At the ledge, it is good to teach Zelda a mix of Back Throw and Forward Smash, with a little bit of Forward Tilt, Forward Air and Up Air.  Zelda’s Back Throw is one of the strongest in the game.  Zelda can use Back Throw for an early KO at ledge, or to send opponents offstage for a Down Air gimp.  Definitely try to use Back Throw at the ledge when possible.  Forward Smash is good for when opponents are approaching the stage, as it can easily connect to rack up damage.  Use Forward Tilt very little at ledge, mainly when opponents are at higher damage to quickly fling them back offstage.  Lastly, if the opponent is approaching from a little above Zelda, catch them with a Forward Air, Up Air or Up Smash.  All of these tools allow Zelda to take advantage of the stage and KO early.

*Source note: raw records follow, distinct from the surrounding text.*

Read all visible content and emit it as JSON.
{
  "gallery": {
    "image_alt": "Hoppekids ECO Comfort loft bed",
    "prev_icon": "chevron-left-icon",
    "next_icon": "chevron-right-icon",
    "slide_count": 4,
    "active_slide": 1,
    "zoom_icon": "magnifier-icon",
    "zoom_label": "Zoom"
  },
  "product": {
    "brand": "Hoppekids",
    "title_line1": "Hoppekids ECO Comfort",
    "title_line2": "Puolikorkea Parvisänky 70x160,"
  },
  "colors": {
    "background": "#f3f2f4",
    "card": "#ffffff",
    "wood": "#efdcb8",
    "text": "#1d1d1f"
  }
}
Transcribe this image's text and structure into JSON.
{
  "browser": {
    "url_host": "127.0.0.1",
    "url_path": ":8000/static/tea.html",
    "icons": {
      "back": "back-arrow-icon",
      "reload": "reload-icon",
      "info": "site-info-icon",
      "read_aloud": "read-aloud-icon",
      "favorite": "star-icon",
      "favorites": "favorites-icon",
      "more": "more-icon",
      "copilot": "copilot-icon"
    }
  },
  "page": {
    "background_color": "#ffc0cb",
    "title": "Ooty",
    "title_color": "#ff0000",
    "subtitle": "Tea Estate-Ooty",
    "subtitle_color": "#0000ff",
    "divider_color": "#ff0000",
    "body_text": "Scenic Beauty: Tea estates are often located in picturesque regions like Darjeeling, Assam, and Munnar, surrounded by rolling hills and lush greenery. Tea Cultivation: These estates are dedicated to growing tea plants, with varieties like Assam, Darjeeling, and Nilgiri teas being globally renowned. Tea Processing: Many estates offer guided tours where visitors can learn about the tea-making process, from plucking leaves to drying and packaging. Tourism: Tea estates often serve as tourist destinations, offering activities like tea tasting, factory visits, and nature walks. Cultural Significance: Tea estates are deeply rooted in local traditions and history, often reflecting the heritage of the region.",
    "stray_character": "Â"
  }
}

Additional Ideas to Take Note of

  • Training Complications:  A problem with this kind of training method is that it incorporates quite a lot of Grabs and Aerials.  With this, amiibo can start to run, dodge and jump a lot.  If this continues to occur and hinder her performance, do a quick 3 stock battle with Zelda, just walking up to her and doing short hop Forward Air and Up Air.  It sounds a little bizarre, but a lot of the time if Zelda runs and dodges too much, these tools allow her to take advantage of her large Aerial hitboxes and quick out-of-shield options.  If she jumps too much, however, stick to grounded moves for a 3 stock battle.  Forward Smash, some Up Smash (if the opponent is above only) and some Dash Attack.  This allows her to utilize her strong grounded kit and prevents her from excessive jumping.

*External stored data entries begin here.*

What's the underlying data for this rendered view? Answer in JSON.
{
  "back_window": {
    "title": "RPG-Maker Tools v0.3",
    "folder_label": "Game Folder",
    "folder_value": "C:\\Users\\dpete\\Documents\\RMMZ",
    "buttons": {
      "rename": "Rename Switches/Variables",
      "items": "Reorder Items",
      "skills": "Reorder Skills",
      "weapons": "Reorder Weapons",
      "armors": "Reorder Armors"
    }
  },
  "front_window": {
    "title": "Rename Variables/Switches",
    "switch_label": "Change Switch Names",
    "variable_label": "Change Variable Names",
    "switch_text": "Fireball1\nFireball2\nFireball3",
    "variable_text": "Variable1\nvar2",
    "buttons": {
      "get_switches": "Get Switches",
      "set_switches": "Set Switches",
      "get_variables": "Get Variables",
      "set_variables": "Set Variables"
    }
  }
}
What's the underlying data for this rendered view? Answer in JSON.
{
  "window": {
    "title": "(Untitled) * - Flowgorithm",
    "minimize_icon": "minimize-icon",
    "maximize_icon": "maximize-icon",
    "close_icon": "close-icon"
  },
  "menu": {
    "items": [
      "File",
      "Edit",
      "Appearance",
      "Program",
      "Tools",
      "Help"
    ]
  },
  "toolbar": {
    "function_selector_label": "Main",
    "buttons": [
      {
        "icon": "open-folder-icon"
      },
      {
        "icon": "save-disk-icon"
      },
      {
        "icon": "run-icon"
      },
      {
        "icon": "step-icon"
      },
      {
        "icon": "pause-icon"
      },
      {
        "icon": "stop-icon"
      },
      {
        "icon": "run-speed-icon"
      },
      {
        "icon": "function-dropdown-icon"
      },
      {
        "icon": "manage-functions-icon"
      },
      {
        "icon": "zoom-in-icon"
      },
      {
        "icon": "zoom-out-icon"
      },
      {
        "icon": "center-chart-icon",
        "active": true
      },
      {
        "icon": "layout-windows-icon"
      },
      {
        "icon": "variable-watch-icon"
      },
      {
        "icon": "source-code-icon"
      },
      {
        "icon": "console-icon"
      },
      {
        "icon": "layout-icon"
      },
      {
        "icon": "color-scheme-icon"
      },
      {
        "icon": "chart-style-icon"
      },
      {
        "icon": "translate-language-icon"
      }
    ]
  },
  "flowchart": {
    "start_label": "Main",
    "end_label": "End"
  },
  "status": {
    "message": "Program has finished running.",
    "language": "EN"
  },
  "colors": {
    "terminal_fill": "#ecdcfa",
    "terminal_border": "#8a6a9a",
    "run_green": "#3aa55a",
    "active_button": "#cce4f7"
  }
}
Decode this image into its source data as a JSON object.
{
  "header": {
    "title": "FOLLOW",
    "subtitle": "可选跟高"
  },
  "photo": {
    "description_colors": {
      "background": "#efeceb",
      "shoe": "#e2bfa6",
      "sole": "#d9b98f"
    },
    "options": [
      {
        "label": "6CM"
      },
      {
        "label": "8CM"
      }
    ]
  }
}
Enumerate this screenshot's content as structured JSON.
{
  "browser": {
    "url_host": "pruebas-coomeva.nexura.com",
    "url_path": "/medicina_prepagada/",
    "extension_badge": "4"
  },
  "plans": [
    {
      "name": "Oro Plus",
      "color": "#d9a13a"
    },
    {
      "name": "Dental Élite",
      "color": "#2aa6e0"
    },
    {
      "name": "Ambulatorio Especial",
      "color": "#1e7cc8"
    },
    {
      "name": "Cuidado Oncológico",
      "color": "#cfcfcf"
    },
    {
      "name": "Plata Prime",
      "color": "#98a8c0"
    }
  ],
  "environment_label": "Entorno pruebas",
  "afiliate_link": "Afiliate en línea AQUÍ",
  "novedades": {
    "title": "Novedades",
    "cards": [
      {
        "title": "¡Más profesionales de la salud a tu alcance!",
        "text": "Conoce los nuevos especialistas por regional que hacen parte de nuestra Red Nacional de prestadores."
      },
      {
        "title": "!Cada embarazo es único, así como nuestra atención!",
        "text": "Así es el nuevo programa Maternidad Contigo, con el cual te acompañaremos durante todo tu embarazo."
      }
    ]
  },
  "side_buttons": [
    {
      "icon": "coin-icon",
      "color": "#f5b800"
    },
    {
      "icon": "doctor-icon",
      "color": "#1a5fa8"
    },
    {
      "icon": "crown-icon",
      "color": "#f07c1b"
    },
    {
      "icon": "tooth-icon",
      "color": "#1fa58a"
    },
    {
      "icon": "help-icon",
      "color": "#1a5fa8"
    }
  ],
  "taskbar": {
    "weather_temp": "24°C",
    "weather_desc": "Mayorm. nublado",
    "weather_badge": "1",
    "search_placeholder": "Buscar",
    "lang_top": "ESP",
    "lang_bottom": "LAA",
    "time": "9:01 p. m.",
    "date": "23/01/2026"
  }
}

  • Parrying:  Teaching amiibo to parry in general proves to be very helpful the majority of the time.  Amiibo who parry do struggle against other amiibo who use multi-hit moves, which is one of the reasons why Zelda’s Forward Smash is so valuable to use.  Teaching your Zelda to parry is optional.  It does help her most of the time, because she can parry a move and proceed to her grab combos, however, it is not mandatory.

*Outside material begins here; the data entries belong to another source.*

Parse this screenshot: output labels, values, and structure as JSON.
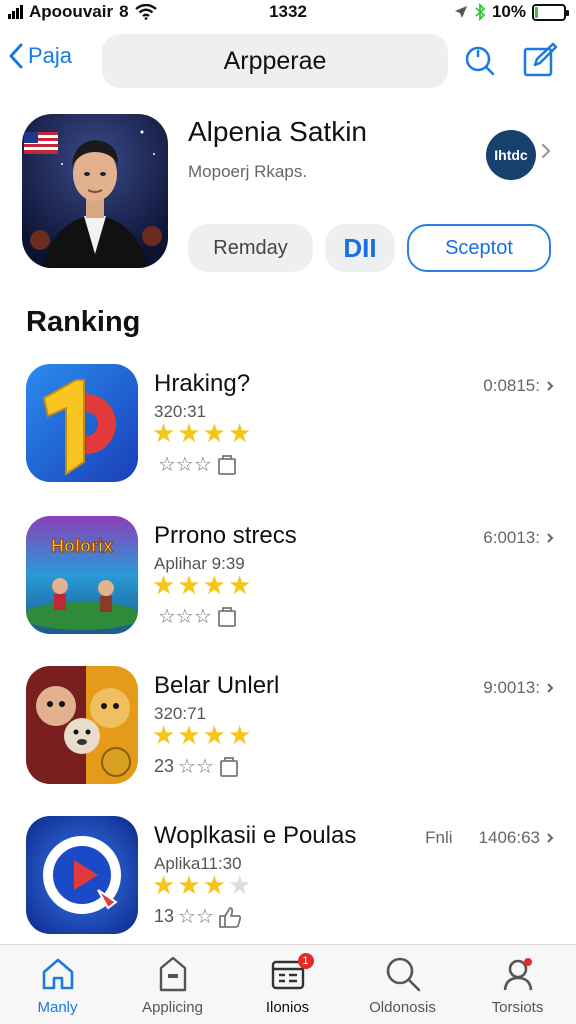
{
  "status_bar": {
    "carrier": "Apoouvair",
    "carrier_suffix": "8",
    "time": "1332",
    "battery": "10%",
    "battery_level": 0.1
  },
  "nav": {
    "back_label": "Paja",
    "search_text": "Arpperae"
  },
  "app": {
    "title": "Alpenia Satkin",
    "subtitle": "Mopoerj Rkaps.",
    "developer_badge": "Ihtdc",
    "buttons": {
      "primary": "Remday",
      "middle": "DII",
      "outline": "Sceptot"
    }
  },
  "ranking": {
    "title": "Ranking",
    "items": [
      {
        "name": "Hraking?",
        "meta": "320:31",
        "rating": 4,
        "bottom_text": "",
        "value": "0:0815:",
        "icon": "gold-1-icon"
      },
      {
        "name": "Prrono strecs",
        "meta": "Aplihar 9:39",
        "rating": 4,
        "bottom_text": "",
        "value": "6:0013:",
        "icon": "adventure-game-icon"
      },
      {
        "name": "Belar Unlerl",
        "meta": "320:71",
        "rating": 4,
        "bottom_text": "23",
        "value": "9:0013:",
        "icon": "cartoon-characters-icon"
      },
      {
        "name": "Woplkasii e Poulas",
        "meta": "Aplika11:30",
        "rating": 3,
        "bottom_text": "13",
        "value": "1406:63",
        "prefix": "Fnli",
        "icon": "video-play-icon"
      }
    ]
  },
  "tabbar": {
    "tabs": [
      {
        "label": "Manly",
        "icon": "home-icon"
      },
      {
        "label": "Applicing",
        "icon": "bag-icon"
      },
      {
        "label": "Ilonios",
        "icon": "ticket-icon",
        "badge": "1"
      },
      {
        "label": "Oldonosis",
        "icon": "search-icon"
      },
      {
        "label": "Torsiots",
        "icon": "profile-icon"
      }
    ]
  },
  "colors": {
    "accent": "#1a7ae0",
    "star": "#f5c518",
    "badge": "#e32b2b",
    "battery": "#2dc93e"
  }
}
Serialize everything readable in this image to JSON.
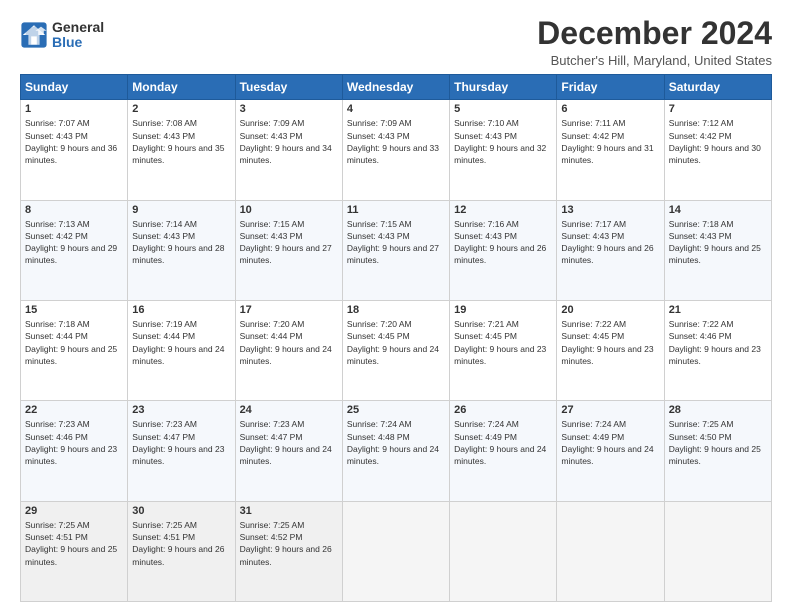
{
  "logo": {
    "general": "General",
    "blue": "Blue"
  },
  "header": {
    "month": "December 2024",
    "location": "Butcher's Hill, Maryland, United States"
  },
  "days_of_week": [
    "Sunday",
    "Monday",
    "Tuesday",
    "Wednesday",
    "Thursday",
    "Friday",
    "Saturday"
  ],
  "weeks": [
    [
      {
        "day": "1",
        "sunrise": "7:07 AM",
        "sunset": "4:43 PM",
        "daylight": "9 hours and 36 minutes."
      },
      {
        "day": "2",
        "sunrise": "7:08 AM",
        "sunset": "4:43 PM",
        "daylight": "9 hours and 35 minutes."
      },
      {
        "day": "3",
        "sunrise": "7:09 AM",
        "sunset": "4:43 PM",
        "daylight": "9 hours and 34 minutes."
      },
      {
        "day": "4",
        "sunrise": "7:09 AM",
        "sunset": "4:43 PM",
        "daylight": "9 hours and 33 minutes."
      },
      {
        "day": "5",
        "sunrise": "7:10 AM",
        "sunset": "4:43 PM",
        "daylight": "9 hours and 32 minutes."
      },
      {
        "day": "6",
        "sunrise": "7:11 AM",
        "sunset": "4:42 PM",
        "daylight": "9 hours and 31 minutes."
      },
      {
        "day": "7",
        "sunrise": "7:12 AM",
        "sunset": "4:42 PM",
        "daylight": "9 hours and 30 minutes."
      }
    ],
    [
      {
        "day": "8",
        "sunrise": "7:13 AM",
        "sunset": "4:42 PM",
        "daylight": "9 hours and 29 minutes."
      },
      {
        "day": "9",
        "sunrise": "7:14 AM",
        "sunset": "4:43 PM",
        "daylight": "9 hours and 28 minutes."
      },
      {
        "day": "10",
        "sunrise": "7:15 AM",
        "sunset": "4:43 PM",
        "daylight": "9 hours and 27 minutes."
      },
      {
        "day": "11",
        "sunrise": "7:15 AM",
        "sunset": "4:43 PM",
        "daylight": "9 hours and 27 minutes."
      },
      {
        "day": "12",
        "sunrise": "7:16 AM",
        "sunset": "4:43 PM",
        "daylight": "9 hours and 26 minutes."
      },
      {
        "day": "13",
        "sunrise": "7:17 AM",
        "sunset": "4:43 PM",
        "daylight": "9 hours and 26 minutes."
      },
      {
        "day": "14",
        "sunrise": "7:18 AM",
        "sunset": "4:43 PM",
        "daylight": "9 hours and 25 minutes."
      }
    ],
    [
      {
        "day": "15",
        "sunrise": "7:18 AM",
        "sunset": "4:44 PM",
        "daylight": "9 hours and 25 minutes."
      },
      {
        "day": "16",
        "sunrise": "7:19 AM",
        "sunset": "4:44 PM",
        "daylight": "9 hours and 24 minutes."
      },
      {
        "day": "17",
        "sunrise": "7:20 AM",
        "sunset": "4:44 PM",
        "daylight": "9 hours and 24 minutes."
      },
      {
        "day": "18",
        "sunrise": "7:20 AM",
        "sunset": "4:45 PM",
        "daylight": "9 hours and 24 minutes."
      },
      {
        "day": "19",
        "sunrise": "7:21 AM",
        "sunset": "4:45 PM",
        "daylight": "9 hours and 23 minutes."
      },
      {
        "day": "20",
        "sunrise": "7:22 AM",
        "sunset": "4:45 PM",
        "daylight": "9 hours and 23 minutes."
      },
      {
        "day": "21",
        "sunrise": "7:22 AM",
        "sunset": "4:46 PM",
        "daylight": "9 hours and 23 minutes."
      }
    ],
    [
      {
        "day": "22",
        "sunrise": "7:23 AM",
        "sunset": "4:46 PM",
        "daylight": "9 hours and 23 minutes."
      },
      {
        "day": "23",
        "sunrise": "7:23 AM",
        "sunset": "4:47 PM",
        "daylight": "9 hours and 23 minutes."
      },
      {
        "day": "24",
        "sunrise": "7:23 AM",
        "sunset": "4:47 PM",
        "daylight": "9 hours and 24 minutes."
      },
      {
        "day": "25",
        "sunrise": "7:24 AM",
        "sunset": "4:48 PM",
        "daylight": "9 hours and 24 minutes."
      },
      {
        "day": "26",
        "sunrise": "7:24 AM",
        "sunset": "4:49 PM",
        "daylight": "9 hours and 24 minutes."
      },
      {
        "day": "27",
        "sunrise": "7:24 AM",
        "sunset": "4:49 PM",
        "daylight": "9 hours and 24 minutes."
      },
      {
        "day": "28",
        "sunrise": "7:25 AM",
        "sunset": "4:50 PM",
        "daylight": "9 hours and 25 minutes."
      }
    ],
    [
      {
        "day": "29",
        "sunrise": "7:25 AM",
        "sunset": "4:51 PM",
        "daylight": "9 hours and 25 minutes."
      },
      {
        "day": "30",
        "sunrise": "7:25 AM",
        "sunset": "4:51 PM",
        "daylight": "9 hours and 26 minutes."
      },
      {
        "day": "31",
        "sunrise": "7:25 AM",
        "sunset": "4:52 PM",
        "daylight": "9 hours and 26 minutes."
      },
      null,
      null,
      null,
      null
    ]
  ]
}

  • Nayru’s Love:  Don’t worry too much about using Neutral Special (Nayru’s Love), as Zelda is hard-coded to use it often when being bombarded by projectiles.

Why It Works

As we mentioned earlier, Zelda has a great kit in general.  Her grounded and aerial moves combined is what leads her to getting so many wins.  She has both a strong onstage and offstage game, making her a powerful contender in tournaments.  To conclude, Zelda is a very fun amiibo to train!  She can be a little tricky to master, especially after the 9.0 update and her many AI flaws with her specials.  But don’t worry!  Zelda is a top tier amiibo, a reliable pick and very enjoyable to watch!  If training a Zelda seems hard or intimidating, just remember what Zelda says herself:  “Stow your fear!  It’s now or never!”